For a detailed comparison of how all seven principles map across both interfaces, see Lesson 9: Putting It All Together.

Try With AI

Prompt 1: Log Analysis Practice

Specification

I want to practice reading and understanding AI activity logs.
Here's an activity log from an AI session:
[Paste a real or hypothetical activity log showing a sequence of actions]
Help me analyze:
1. What actions did the AI take? (List them in order)

2. What was the AI trying to accomplish?

3. Did it succeed? How do you know?

4. Are there any warning signs or potential issues?

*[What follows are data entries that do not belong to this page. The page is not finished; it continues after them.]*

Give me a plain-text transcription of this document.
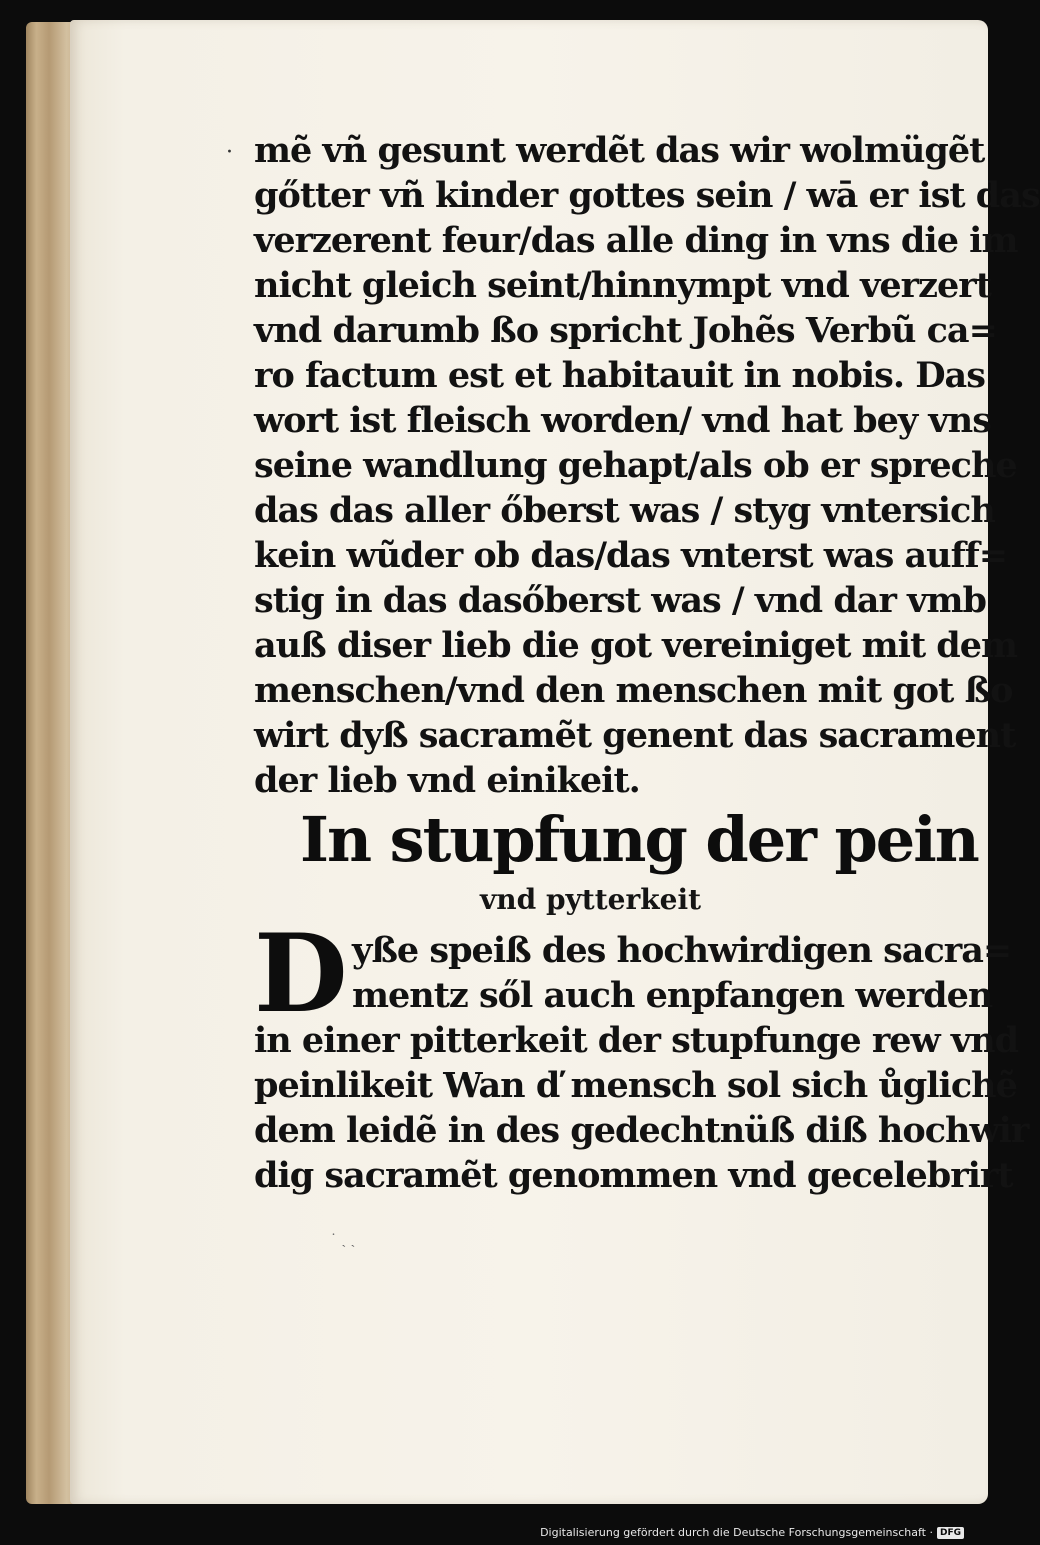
· mẽ vñ gesunt werdẽt das wir wolmügẽt
gőtter vñ kinder gottes sein / wā er ist das
verzerent feur/das alle ding in vns die im
nicht gleich seint/hinnympt vnd verzert
vnd darumb ßo spricht Johẽs Verbũ ca=
ro factum est et habitauit in nobis. Das
wort ist fleisch worden/ vnd hat bey vns
seine wandlung gehapt/als ob er spreche
das das aller őberst was / styg vntersich
kein wũder ob das/das vnterst was auff=
stig in das dasőberst was / vnd dar vmb
auß diser lieb die got vereiniget mit dem
menschen/vnd den menschen mit got ßo
wirt dyß sacramẽt genent das sacrament
der lieb vnd einikeit.
In stupfung der pein
vnd pytterkeit
D yße speiß des hochwirdigen sacra=
mentz sől auch enpfangen werden
in einer pitterkeit der stupfunge rew vnd
peinlikeit Wan ď mensch sol sich ůglichẽ
dem leidẽ in des gedechtnüß diß hochwir
dig sacramẽt genommen vnd gecelebrirt
˙ ˎ ˏ
Digitalisierung gefördert durch die Deutsche Forschungsgemeinschaft · DFG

5. What would I check to verify the work is correct?
Then, help me understand: What patterns should I look for in logs to identify successful vs problematic AI sessions?

What you're learning: How to read and interpret AI activity logs. You're developing the skill of understanding agent behavior through observation—essential for debugging and building trust.

Prompt 2: Designing Observable Workflows

Specification

I want to design more observable AI workflows.
I'm going to have you help me with [describe a task]. But first, let's design how you'll make your work visible.
For this task, I want you to:
1. Show me your plan before executing


2. Check in with me after each major step


3. Provide a summary when complete


4. Explain the rationale for significant changes
Let's execute this task with full observability. After we're done, help me reflect:
- What was most useful to see?
- What was missing?
- How would I modify this approach for future tasks?

What you're learning: How to design workflows that are transparent and observable. You're learning to structure AI collaboration so that actions are visible, traceable, and understandable.

Prompt 3: Debugging Through Logs

Specification

I want to practice debugging AI work using logs.
Scenario: I had an AI help me with a task, but something isn't working right.
Here's what I know:
- [Describe the problem—tests failing, unexpected behavior, etc.]
- [Share the activity log if available, or describe what the AI did]
Help me debug this by:
1. Reconstructing what likely happened based on the information


2. Identifying the most likely cause of the problem


3. Suggesting what to check or verify


4. Proposing a fix
Then, help me understand: What observability would have made this easier to debug? What should I track next time?

What you're learning: How to use observability to debug problems effectively. You're learning to trace issues through logs, understand agent behavior, and identify what additional visibility would help.

Safety Note

Observability is your defense against unexpected behavior. Always review activity logs when something seems wrong. The more you understand what the AI is doing, the better you can direct it and catch problems early.